This past Sunday was a gorgeous day that made us want to be out of the house, which is not normal for us. Sundays are usually our lazy days, but with our time dwindling in Taipei and the wonderful warm weather, we had to take the opportunity to see more of the city. Chad had the idea to go to Chiang Kai-Shek Memorial Hall here in Taipei and walk around.
Just to start with a little background information… Chiang Kai-Shek (CKS) was the President in China until the communist party started a gruesome civil war with him. He retreated to Taiwan when China was no longer safe for him and ruled for over 30 years under martial law. That is just my badly summarized version of his life, if you want the full story, check it out here.
When CKS died in 1975 The Taiwanese government began planning a memorial hall for him. They started building the Chiang Kai-Shek Memorial on what would have been his 90th birthday in 1976. It was completed in 1980 on the anniversary of his death.
Chad, Zoë, and I arrived at the CKS Memorial Plaza, now called “Liberty Square” that houses the memorial early in the afternoon. It was an easy metro ride straight into the park (CKS Memorial hall stop on the green line). We walked through the beautiful gardens lackadaisical, taking in all the scenery while letting Z run around and tell us about all the new things she saw along the way.

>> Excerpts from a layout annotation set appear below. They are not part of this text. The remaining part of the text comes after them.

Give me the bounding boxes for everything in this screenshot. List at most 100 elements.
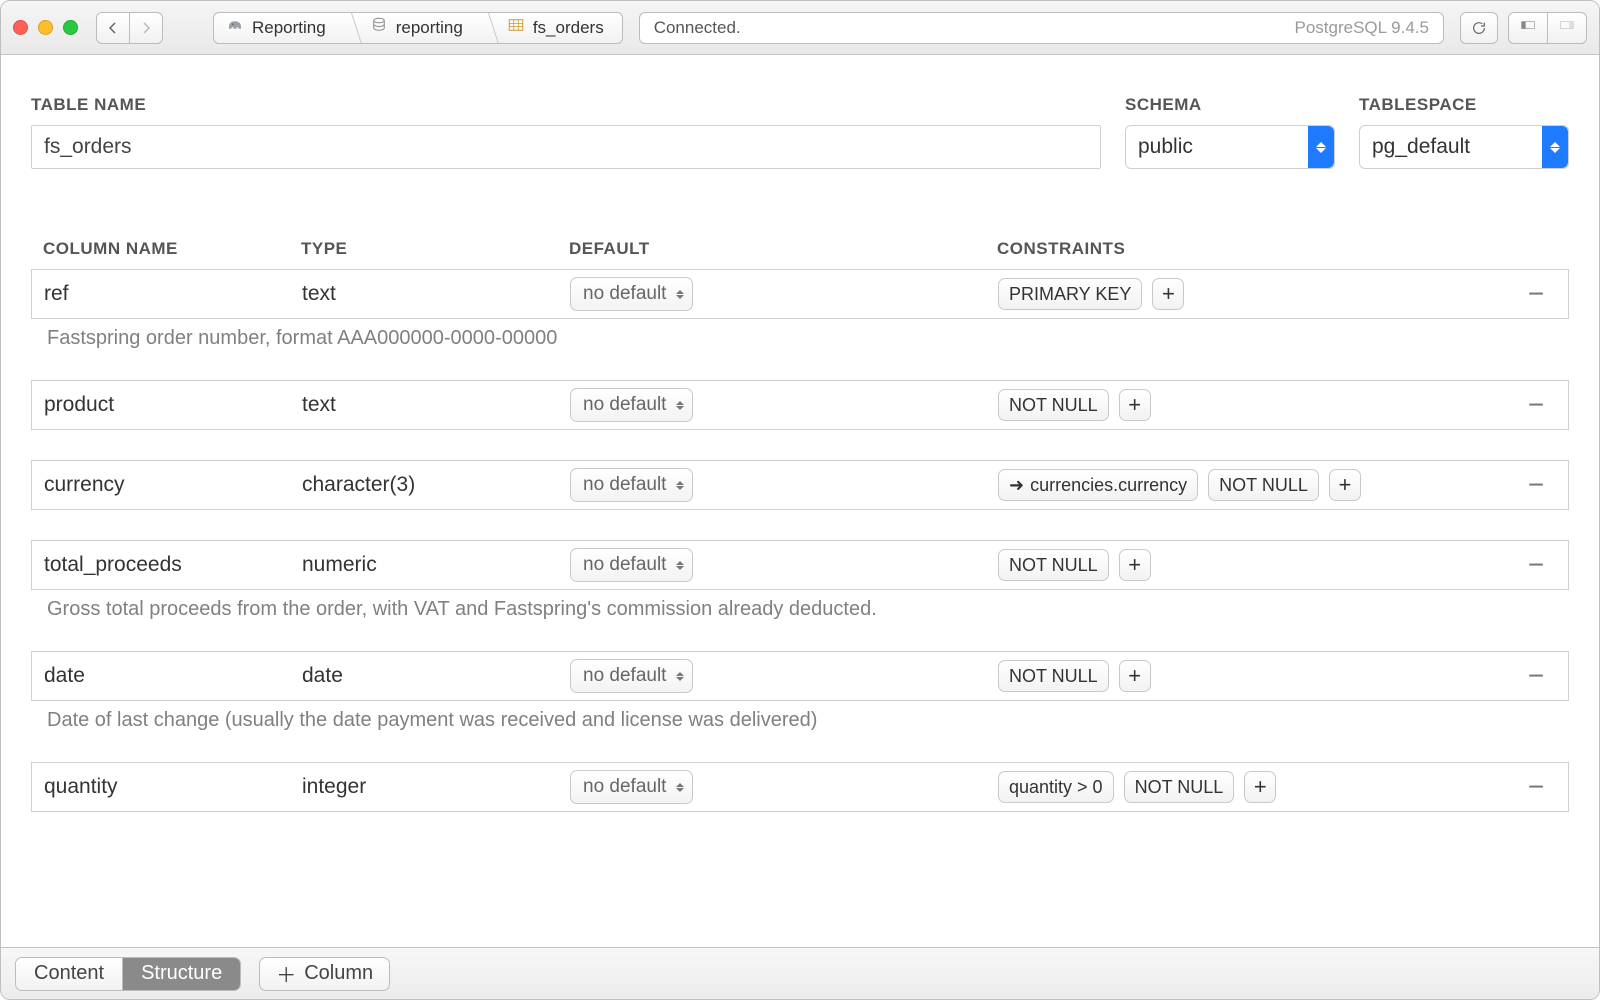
breadcrumb-database[interactable]: reporting (344, 13, 481, 43)
column-row: total_proceeds numeric no default NOT NULL +… (31, 540, 1569, 590)
add-constraint-button[interactable]: + (1244, 771, 1276, 803)
column-name-input[interactable]: ref (44, 282, 294, 306)
nav-back-button[interactable] (96, 12, 130, 44)
left-panel-toggle[interactable] (1508, 12, 1548, 44)
foreign-key-label: currencies.currency (1030, 475, 1187, 496)
column-card: date date no default NOT NULL + − Date of last… (31, 651, 1569, 732)
column-default-cell: no default (570, 277, 990, 311)
table-name-value: fs_orders (44, 135, 132, 159)
columns-header: Column Name Type Default Constraints (31, 239, 1569, 269)
breadcrumb-database-label: reporting (396, 18, 463, 38)
column-default-popup[interactable]: no default (570, 770, 693, 804)
column-description: Fastspring order number, format AAA00000… (31, 319, 1569, 350)
column-description: Date of last change (usually the date pa… (31, 701, 1569, 732)
column-default-popup[interactable]: no default (570, 548, 693, 582)
column-default-popup[interactable]: no default (570, 388, 693, 422)
remove-column-button[interactable]: − (1516, 469, 1556, 501)
schema-label: Schema (1125, 95, 1335, 115)
columns-list: reftextno defaultPRIMARY KEY+−Fastspring… (31, 269, 1569, 812)
nav-back-forward (96, 12, 163, 44)
updown-icon (676, 481, 684, 490)
constraint-pill[interactable]: NOT NULL (998, 660, 1109, 692)
column-default-value: no default (583, 474, 666, 496)
breadcrumb-connection[interactable]: Reporting (214, 13, 344, 43)
tablespace-label: Tablespace (1359, 95, 1569, 115)
column-default-popup[interactable]: no default (570, 468, 693, 502)
column-constraints: NOT NULL + (998, 389, 1508, 421)
remove-column-button[interactable]: − (1516, 278, 1556, 310)
column-row: product text no default NOT NULL + − (31, 380, 1569, 430)
header-constraints: Constraints (997, 239, 1509, 259)
column-default-cell: no default (570, 468, 990, 502)
tablespace-field: Tablespace pg_default (1359, 95, 1569, 169)
constraint-pill[interactable]: NOT NULL (998, 389, 1109, 421)
breadcrumb-table[interactable]: fs_orders (481, 13, 622, 43)
column-type-input[interactable]: text (302, 393, 562, 417)
add-column-button[interactable]: ＋ Column (259, 957, 390, 991)
minimize-window-button[interactable] (38, 20, 53, 35)
table-name-input[interactable]: fs_orders (31, 125, 1101, 169)
breadcrumb-connection-label: Reporting (252, 18, 326, 38)
add-constraint-button[interactable]: + (1152, 278, 1184, 310)
updown-icon (676, 401, 684, 410)
table-meta-row: Table Name fs_orders Schema public Table… (31, 95, 1569, 169)
column-default-popup[interactable]: no default (570, 277, 693, 311)
tab-structure[interactable]: Structure (122, 958, 240, 990)
table-icon (507, 16, 525, 39)
column-type-input[interactable]: text (302, 282, 562, 306)
column-type-input[interactable]: character(3) (302, 473, 562, 497)
column-default-popup[interactable]: no default (570, 659, 693, 693)
add-constraint-button[interactable]: + (1119, 389, 1151, 421)
constraint-pill[interactable]: NOT NULL (1208, 469, 1319, 501)
updown-icon (676, 783, 684, 792)
add-constraint-button[interactable]: + (1119, 549, 1151, 581)
select-stepper-icon (1308, 126, 1334, 168)
constraint-pill[interactable]: NOT NULL (1124, 771, 1235, 803)
column-default-value: no default (583, 283, 666, 305)
select-stepper-icon (1542, 126, 1568, 168)
column-name-input[interactable]: currency (44, 473, 294, 497)
right-panel-toggle[interactable] (1548, 12, 1587, 44)
table-name-field: Table Name fs_orders (31, 95, 1101, 169)
column-type-input[interactable]: integer (302, 775, 562, 799)
column-card: product text no default NOT NULL + − (31, 380, 1569, 430)
column-card: currency character(3) no default ➜currencie… (31, 460, 1569, 510)
nav-forward-button[interactable] (130, 12, 163, 44)
schema-select[interactable]: public (1125, 125, 1335, 169)
foreign-key-pill[interactable]: ➜currencies.currency (998, 469, 1198, 501)
column-constraints: ➜currencies.currency NOT NULL + (998, 469, 1508, 501)
constraint-pill[interactable]: PRIMARY KEY (998, 278, 1142, 310)
zoom-window-button[interactable] (63, 20, 78, 35)
reload-button[interactable] (1460, 12, 1498, 44)
tab-content[interactable]: Content (16, 958, 122, 990)
column-constraints: PRIMARY KEY + (998, 278, 1508, 310)
remove-column-button[interactable]: − (1516, 771, 1556, 803)
panel-toggle-group (1508, 12, 1587, 44)
remove-column-button[interactable]: − (1516, 660, 1556, 692)
column-type-input[interactable]: numeric (302, 553, 562, 577)
add-constraint-button[interactable]: + (1329, 469, 1361, 501)
add-constraint-button[interactable]: + (1119, 660, 1151, 692)
close-window-button[interactable] (13, 20, 28, 35)
column-name-input[interactable]: quantity (44, 775, 294, 799)
status-server: PostgreSQL 9.4.5 (1294, 18, 1429, 38)
column-default-value: no default (583, 554, 666, 576)
constraint-pill[interactable]: quantity > 0 (998, 771, 1114, 803)
column-default-cell: no default (570, 659, 990, 693)
column-row: quantity integer no default quantity > 0 NOT… (31, 762, 1569, 812)
tablespace-select[interactable]: pg_default (1359, 125, 1569, 169)
tablespace-value: pg_default (1372, 135, 1470, 159)
constraint-pill[interactable]: NOT NULL (998, 549, 1109, 581)
column-default-cell: no default (570, 770, 990, 804)
column-type-input[interactable]: date (302, 664, 562, 688)
table-name-label: Table Name (31, 95, 1101, 115)
column-name-input[interactable]: total_proceeds (44, 553, 294, 577)
column-card: quantity integer no default quantity > 0 NOT… (31, 762, 1569, 812)
column-name-input[interactable]: product (44, 393, 294, 417)
remove-column-button[interactable]: − (1516, 549, 1556, 581)
breadcrumb-table-label: fs_orders (533, 18, 604, 38)
plus-icon: ＋ (276, 959, 296, 988)
column-name-input[interactable]: date (44, 664, 294, 688)
remove-column-button[interactable]: − (1516, 389, 1556, 421)
column-row: currency character(3) no default ➜currencie… (31, 460, 1569, 510)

We came up to the actual entrance to the Liberty Square, an enormous white gateway topped with a purple roof that looks like an open wall of a pagoda. There were many people milling about, most were taking pictures, but there were also a bunch of teenagers practicing their hip hop dancing. I really wish I had a video of the teens, they were decidedly serious about their dance moves. I would have watched them longer, but there was no stopping Zoë for even a moment. She wanted to go, go, go!
We continued walking towards the CKS memorial hall, which took us between the National Concert Hall and the National Theater. These matched buildings were impressive to say the least. I will let the picture of them do the talking as I would hate to bore you with flowery adjectives that I found on thesaurus.com.
As we were walking past the palatial and stately (okay, so I used the thesaurus a little) twins, we noticed a walkway beneath them. We decided to explore and found that there are restaurants, shops, and a coffee shop. We grabbed a coffee to give ourselves the much-needed energy to keep up with our excited, and extremely active toddler.
We resumed our trek down the plaza toward the massive white and purple octagonal building that houses the statue of Chiang Kai-Shek. We walked up the sets of stairs quickly, well Z hopped “liked Tigger” up them, and looked upon the likeness of the controversial and loved former President . The gigantic statue of Chiang Kai-Shek reminded me of the Lincoln Memorial, I think it was the fact that they are both sitting and have similar positioning. We happily realized that we had arrived just in time to watch the changing of the guards. We took some pictures of what turned out to be an exceedingly long performance and ducked out before the show was over. It was interesting, but not enough to hold our attention that long.
We walked down the stairs on the left of the memorial hall and realized that this building also had a secret entrance below it. Okay, so it wasn’t really a secret, but in all the times I had been to the site in the past (quite a few actually when we lived here before) I had never noticed it. Inside were some souvenir shops, a post office, a museum, and a few food and snack places. We walked though and exited out the other side, deciding to make our way back to the metro station to head home.
Along the way we came to a pond that was full of Koi fish. Lucky for us there were statures that looked like Koi as tall as me selling fish food for just 10 NT. Z fed the fish a few times while I sat and took in the surroundings. There was a quaint white bridge over the pond and the foliage surrounding it made it feel like you were in some sort of Chinese impressionist painting.
The plaza was one of the most magnificent and enjoyable memorials I have been to in Taipei or anywhere. The natural and man-made aspects of the area fit together perfectly and make it so that no matter where you look it is pleasing to the eye. So take a day, or an hour, pack a picnic, or grab a meal in one of the restaurants located in the grandiose buildings, no matter what you do here, it will be a lovely experience.